On Syria he said the regime of Bashar Al-Assad must come to an end. But regime change has been American policy for at least a year. And whenever it has been brought to the council it has been vetoed by Russia and China. More than any other issue it's that split which has allowed the Syrian regime to act with impunity against its own people.

The human toll of the division was given flesh in the first report to the Security Council on 24 September by Lakhdar Brahimi, who replaced Kofi Annan as the UN's envoy to Syria. With 20,000 killed by the conflict, 1.5 million displaced and 280,000 refugees in neighbouring countries, "the situation in Syria is dire and getting worse by the day," he said. "There is a stalemate."

Stalemate is a good description of the Palestinian-Israeli conflict. On this Obama's comments were worse than useless and clearly influenced by the proximity of the presidential election on 6 November. "Let us leave behind those who thrive on conflict and those who reject Israel's right to exist." The Palestine Liberation Organisation has recognised Israel since 1988. The issue today is whether Israel's colonisation of the West Bank has rendered obsolete Palestinians' hopes of ever living in an independent state of their own.

On 27 September Palestinian leader Mahmoud Abbas will probably declare the Palestinian Authority's intention to become a non-member observer state, where it could, in theory, join UN bodies like the International Criminal Court and prosecute Israel for its settlement policies in the occupied territories.

The US has opposed the bid, and Abbas has reportedly promised not to submit it until after the US election. In any case the Palestinians are not interested. Last year there was genuine support for the PA's becoming a full member state of the UN. This year Palestinians are not protesting against the occupation but about the PA's failure to pay salaries.

The main reason for the PA's chronic indebtedness is Israeli restrictions on Palestinian investment and development, especially in that 61 per cent of the West Bank which is supposed to be transferred to the PA but remains under Israeli control. Without this land -- says the World Bank -- the PA is not viable as an entity, let alone a state.

Obama gave more time to Iran. He repeated he wanted to resolve the dispute over its nuclear programme diplomatically. He also said it was the right of nations to access peaceful nuclear power.
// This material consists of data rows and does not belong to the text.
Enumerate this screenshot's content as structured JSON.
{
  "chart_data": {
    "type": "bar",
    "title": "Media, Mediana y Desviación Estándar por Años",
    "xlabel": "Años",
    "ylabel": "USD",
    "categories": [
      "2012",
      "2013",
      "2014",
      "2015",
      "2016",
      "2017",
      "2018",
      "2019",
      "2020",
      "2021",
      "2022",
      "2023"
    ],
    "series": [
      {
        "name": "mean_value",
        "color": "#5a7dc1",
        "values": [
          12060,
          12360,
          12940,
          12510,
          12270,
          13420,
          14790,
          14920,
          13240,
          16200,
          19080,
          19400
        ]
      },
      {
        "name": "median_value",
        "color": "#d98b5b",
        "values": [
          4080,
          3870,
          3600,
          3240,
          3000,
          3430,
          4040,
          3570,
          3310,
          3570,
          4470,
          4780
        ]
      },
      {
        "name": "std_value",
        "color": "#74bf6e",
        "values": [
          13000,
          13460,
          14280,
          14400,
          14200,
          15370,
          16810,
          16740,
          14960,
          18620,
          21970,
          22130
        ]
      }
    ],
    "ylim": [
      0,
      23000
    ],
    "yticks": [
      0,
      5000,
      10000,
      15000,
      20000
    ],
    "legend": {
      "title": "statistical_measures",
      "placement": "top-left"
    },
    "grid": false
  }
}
But "a nuclear armed Iran is not a challenge that can be contained," and not only because of the threat it may pose to Israel. A nuclear armed Iran would trigger a regional arms race, break up the nuclear proliferation treaty and destabilise the global economy, said Obama.

In the last year the US president has made this the international consensus, with not only the US but also the EU imposing sanctions on Iran over and above those put in place by the UN. There is only one significant dissident.

Having made a united international front against Iran a central goal of Israeli diplomacy, Prime Minister Binyamin Netanyahu now seems to be putting it at risk. He's demanded that Obama draw a clear red line on Iran's nuclear programme and vow military action should it be breached. He has taken this message to the US voter, appearing on several American TV channels, in effect intervening in the US election campaign.

It cut no slack. The policy Obama enunciated on Iran in his UN speech is sharper but essentially the same as that advocated for the last year. There were no red lines.

What does Netanyahu want? Some say he is upping the ante on Iran to extract other concessions from the Americans. Others fear he is trying to inveigle the US into a war it will fight on Israel's behalf.

Yet the risk of miscalculation is enormous. Israel and Iran are countries that deal with stereotypes of each other. Israel is convinced Iran wants the bomb. The US is convinced that Iran has yet to take the decision. And Iran is convinced that the real goal of Israel and probably the US is regime change. In such a climate one spark could ignite a fire.

This is perhaps the reason that as Obama leaves the UN for his election campaign perhaps the biggest headache he faces is not America's various adversaries in the Middle East -- but its closest ally.